Rien qu’à l’école supérieure des transmissions de Koléa, l’ANP vient d’enregistrer la sortie de 13 promotions d’officiers et d’officiers supérieurs, effectuant ainsi un grand pas dans le cadre de sa professionnalisation.
Signalons que le choix opéré par l’Algérie de renforcer ses liens avec les ensembles régionaux auxquels elle est arrimée, à savoir l’Union africaine et les pays de la Ligue arabe s’est traduit par la formation d’élèves de pays Africains et arabes.
Fait important pour une lecture de l’avenir, c’est la première fois, selon le commandant de cette école, le général Bedjghit Farid, que cette année a vu la sortie de la première promotion de guerre électronique.
On sait que l’objectif de leur professionnalisation reste au cœur des préoccupations fondamentales des hautes autorités du pays.
Une dynamique de formation va de pair avec l’ensemble des décisions qui annoncent sous la forme d’une détermination à faire atteindre à nos forces armées les objectifs qui leur sont assignés, des objectifs d’acquisition de nouvelles capacités en terme d’équipements adaptés et modernes, en terme de spécialisation, en termes de formation d’excellence et en termes d’adaptation des parades..
Dans ce contexte international où les menaces sont encore diffuses, où l’armée ne s’autorise guère aucune pause dans la réflexion sur les nouveaux risques, dans sa posture de dissuasion à l’égard de toute menace d’où que celle-ci pourrait provenir, l’armée est engagée en permanence dans le processus d’acquisition, d’amélioration, d’adaptation et de mobilisation des forces, des moyens et des ressources.

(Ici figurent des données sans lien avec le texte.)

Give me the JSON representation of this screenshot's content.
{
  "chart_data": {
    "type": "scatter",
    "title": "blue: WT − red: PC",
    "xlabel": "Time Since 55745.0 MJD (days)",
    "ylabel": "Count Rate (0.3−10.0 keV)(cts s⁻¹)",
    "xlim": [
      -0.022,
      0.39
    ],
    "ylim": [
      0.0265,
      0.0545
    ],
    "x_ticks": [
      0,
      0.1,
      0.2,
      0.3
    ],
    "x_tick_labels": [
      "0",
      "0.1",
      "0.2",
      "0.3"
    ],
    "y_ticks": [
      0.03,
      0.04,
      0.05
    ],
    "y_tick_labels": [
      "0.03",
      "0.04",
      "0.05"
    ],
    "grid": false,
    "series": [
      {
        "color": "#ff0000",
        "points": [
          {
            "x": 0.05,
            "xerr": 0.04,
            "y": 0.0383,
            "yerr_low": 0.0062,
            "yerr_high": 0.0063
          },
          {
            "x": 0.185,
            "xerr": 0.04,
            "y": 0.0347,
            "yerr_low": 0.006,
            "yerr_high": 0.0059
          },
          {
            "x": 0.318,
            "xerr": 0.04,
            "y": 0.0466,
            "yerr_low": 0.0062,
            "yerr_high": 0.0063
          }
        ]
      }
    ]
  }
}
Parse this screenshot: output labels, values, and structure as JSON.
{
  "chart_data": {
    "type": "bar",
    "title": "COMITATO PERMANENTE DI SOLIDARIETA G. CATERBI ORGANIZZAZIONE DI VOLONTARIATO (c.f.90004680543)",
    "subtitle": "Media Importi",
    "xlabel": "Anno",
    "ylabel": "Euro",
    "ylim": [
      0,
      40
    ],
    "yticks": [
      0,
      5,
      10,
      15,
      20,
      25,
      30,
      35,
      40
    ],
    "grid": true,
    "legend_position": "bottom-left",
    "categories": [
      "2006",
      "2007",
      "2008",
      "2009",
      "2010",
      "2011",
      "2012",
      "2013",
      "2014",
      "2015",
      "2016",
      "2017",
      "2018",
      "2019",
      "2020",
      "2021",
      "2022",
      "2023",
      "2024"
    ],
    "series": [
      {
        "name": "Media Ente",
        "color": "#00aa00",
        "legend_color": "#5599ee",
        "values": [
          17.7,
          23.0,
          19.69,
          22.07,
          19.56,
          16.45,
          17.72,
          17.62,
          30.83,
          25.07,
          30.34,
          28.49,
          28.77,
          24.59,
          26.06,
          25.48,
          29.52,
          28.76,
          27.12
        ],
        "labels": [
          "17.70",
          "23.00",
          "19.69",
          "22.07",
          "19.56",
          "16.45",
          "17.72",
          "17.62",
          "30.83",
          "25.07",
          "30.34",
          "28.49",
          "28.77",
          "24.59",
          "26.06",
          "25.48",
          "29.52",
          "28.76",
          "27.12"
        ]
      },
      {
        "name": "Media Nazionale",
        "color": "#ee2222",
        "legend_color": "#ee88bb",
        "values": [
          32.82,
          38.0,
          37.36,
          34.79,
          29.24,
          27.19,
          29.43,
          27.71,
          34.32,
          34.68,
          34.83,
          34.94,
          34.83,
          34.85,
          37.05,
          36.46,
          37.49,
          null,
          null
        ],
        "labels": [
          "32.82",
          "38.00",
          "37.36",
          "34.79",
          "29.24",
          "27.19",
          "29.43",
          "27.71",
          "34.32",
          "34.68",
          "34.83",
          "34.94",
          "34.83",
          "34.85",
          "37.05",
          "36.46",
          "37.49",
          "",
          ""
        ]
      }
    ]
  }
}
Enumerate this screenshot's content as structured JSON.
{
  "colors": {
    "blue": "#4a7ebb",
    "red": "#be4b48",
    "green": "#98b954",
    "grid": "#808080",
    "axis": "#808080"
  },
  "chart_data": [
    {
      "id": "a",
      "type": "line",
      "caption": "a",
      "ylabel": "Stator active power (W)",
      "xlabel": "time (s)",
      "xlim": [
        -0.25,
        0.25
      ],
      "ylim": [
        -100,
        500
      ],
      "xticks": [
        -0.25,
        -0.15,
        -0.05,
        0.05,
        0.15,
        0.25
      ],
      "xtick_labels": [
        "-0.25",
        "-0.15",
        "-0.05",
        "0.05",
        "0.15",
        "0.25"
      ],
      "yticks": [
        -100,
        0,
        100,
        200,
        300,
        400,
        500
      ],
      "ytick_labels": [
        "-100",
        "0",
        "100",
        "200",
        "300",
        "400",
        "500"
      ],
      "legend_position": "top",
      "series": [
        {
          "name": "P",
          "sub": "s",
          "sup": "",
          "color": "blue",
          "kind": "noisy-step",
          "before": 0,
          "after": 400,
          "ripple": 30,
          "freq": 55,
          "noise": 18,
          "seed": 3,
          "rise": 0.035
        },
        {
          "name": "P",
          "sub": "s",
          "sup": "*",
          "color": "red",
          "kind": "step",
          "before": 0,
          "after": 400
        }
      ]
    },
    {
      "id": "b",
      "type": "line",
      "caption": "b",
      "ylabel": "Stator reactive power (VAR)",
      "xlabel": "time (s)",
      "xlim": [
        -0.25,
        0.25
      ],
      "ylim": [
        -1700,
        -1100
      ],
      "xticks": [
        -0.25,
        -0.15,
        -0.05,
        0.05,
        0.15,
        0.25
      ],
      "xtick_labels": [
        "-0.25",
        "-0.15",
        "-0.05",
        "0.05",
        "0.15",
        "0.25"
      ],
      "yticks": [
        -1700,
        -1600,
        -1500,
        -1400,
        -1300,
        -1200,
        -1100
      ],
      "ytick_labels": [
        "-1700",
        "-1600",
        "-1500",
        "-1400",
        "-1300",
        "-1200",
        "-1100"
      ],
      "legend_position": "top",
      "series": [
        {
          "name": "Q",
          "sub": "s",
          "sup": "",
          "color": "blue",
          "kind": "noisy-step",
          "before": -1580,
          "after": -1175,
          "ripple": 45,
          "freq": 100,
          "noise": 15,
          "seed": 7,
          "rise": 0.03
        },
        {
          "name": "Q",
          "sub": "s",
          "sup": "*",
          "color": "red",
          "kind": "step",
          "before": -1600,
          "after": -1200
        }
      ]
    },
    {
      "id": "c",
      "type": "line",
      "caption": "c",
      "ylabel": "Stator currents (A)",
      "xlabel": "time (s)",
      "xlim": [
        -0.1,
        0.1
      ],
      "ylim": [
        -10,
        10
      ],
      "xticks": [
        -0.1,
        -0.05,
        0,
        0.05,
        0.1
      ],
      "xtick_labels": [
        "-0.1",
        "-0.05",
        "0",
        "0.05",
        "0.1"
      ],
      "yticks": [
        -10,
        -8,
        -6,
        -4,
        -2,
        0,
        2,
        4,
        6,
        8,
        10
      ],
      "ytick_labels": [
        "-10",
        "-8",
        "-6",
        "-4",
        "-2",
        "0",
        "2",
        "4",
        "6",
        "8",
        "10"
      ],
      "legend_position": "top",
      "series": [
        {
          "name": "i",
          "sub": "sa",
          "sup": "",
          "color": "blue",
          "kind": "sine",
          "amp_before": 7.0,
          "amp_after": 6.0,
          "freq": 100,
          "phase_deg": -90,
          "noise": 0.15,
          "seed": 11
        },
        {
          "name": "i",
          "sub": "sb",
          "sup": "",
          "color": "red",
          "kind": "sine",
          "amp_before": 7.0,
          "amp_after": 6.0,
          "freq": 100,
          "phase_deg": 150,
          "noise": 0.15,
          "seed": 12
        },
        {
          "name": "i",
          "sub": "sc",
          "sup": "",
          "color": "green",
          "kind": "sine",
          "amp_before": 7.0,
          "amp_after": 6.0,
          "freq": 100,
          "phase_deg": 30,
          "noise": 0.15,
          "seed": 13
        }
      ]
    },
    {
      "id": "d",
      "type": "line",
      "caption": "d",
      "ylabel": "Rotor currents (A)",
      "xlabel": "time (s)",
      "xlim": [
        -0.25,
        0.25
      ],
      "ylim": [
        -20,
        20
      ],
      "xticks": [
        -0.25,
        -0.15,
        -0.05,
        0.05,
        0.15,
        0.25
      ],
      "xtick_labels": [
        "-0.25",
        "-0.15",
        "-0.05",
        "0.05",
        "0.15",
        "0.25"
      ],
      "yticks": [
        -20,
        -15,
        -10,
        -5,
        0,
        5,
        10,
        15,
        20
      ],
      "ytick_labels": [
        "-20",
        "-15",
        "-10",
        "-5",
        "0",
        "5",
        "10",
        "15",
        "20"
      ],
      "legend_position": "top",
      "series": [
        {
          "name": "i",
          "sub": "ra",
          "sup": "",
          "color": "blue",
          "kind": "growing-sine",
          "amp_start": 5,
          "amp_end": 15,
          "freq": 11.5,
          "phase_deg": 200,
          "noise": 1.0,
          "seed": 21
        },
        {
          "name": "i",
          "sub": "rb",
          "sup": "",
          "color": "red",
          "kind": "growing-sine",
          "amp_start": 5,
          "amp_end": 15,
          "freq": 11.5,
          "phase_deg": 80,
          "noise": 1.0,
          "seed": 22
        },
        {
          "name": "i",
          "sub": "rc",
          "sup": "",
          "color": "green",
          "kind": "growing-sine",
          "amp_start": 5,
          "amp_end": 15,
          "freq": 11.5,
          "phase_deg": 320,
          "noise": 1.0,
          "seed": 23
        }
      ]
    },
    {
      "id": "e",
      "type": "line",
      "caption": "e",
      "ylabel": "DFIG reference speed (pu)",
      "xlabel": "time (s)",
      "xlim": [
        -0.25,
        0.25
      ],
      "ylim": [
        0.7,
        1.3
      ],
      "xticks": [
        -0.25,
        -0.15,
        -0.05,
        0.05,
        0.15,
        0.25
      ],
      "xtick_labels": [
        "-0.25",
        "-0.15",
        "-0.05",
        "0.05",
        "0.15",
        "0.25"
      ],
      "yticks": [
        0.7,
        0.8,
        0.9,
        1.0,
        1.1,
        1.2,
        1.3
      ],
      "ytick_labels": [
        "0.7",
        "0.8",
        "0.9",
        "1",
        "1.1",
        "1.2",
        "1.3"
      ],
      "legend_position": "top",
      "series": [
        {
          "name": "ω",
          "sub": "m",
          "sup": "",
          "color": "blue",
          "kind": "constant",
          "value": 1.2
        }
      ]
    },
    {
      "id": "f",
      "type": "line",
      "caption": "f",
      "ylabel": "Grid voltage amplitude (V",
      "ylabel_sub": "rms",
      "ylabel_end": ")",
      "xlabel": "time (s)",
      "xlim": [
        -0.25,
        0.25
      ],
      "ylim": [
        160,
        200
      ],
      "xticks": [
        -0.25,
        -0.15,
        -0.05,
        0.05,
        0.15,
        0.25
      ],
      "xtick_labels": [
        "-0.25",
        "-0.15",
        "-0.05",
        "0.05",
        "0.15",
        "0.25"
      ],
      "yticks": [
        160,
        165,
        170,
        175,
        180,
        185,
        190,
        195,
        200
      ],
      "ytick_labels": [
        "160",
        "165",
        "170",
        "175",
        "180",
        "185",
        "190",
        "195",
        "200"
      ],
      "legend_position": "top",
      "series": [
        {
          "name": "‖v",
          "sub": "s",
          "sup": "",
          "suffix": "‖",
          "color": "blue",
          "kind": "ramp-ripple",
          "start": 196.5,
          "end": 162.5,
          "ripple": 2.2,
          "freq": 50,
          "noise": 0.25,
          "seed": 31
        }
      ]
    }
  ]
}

Il s’agit bien d’un effort permanent, sans rupture, et où les fins d’année universitaire dans le domaine militaire nous rappellent qu’à l’instar des écoles civiles de l’enseignement supérieur, il y a une dynamique de formation qui est entretenue également dans les écoles militaires de tout niveau, de tout rang et de toute arme..
Des écoles militaires supérieures forment les officiers dont a besoin notre armée pour assurer à la fois la garantie de sa capacité à s’adapter aux exigences de tout engagement.
Ces dernières années sont exceptionnelles pour nos forces armées, avec les implications sur la modernisation de l’ensemble des structures. Les objectifs sont connus.
Ils sont ceux de l’acquisition des capacités à anticiper les menaces, leur nature, adapter les parades, atteindre les objectifs de capacité fixés, opérer une montée en puissance et les réponses dans des délais raccourcis, augmenter le niveau de la maîtrise des technologies de pointe dans le cadre de la professionnalisation, assurer la parfaite cohérence des différentes armes par des manœuvres conjointes, être en mesure à tout moment et dans toutes les conditions d’intervention d’assurer la sécurité nationale, sont quelques-unes des missions contenus dans le mandat confié conformément à la constitution aux forces armées par le président de la république, chef suprême des forces armées et responsable de la défense nationale.
Le devoir envers le voisinage qui nous sollicite pour des missions de médiation et/ou de contribution au rétablissement de la paix nous impose sans cesse d’avoir à l’esprit à l’esprit les thèses que nous défendons, à savoir qu’il est difficile pour un pays de continuer à bénéficier de la sécurité et de la stabilité dans un environnement insécurisé et instable, c’est-à-dire que la sécurité est indivisible.
Alors, il est évident qu’à chaque fois que nous abordons bien entendu toute réflexion sur les questions de défense et de sécurité, inévitablement nous le faisons à travers l’évaluation de la situation de sécurité et de stabilité qui nous environne ainsi que la nature des possibles foyers de crise qui alimentent les insécurités et les instabilités. Les approches algériennes font toujours le consensus dans le monde.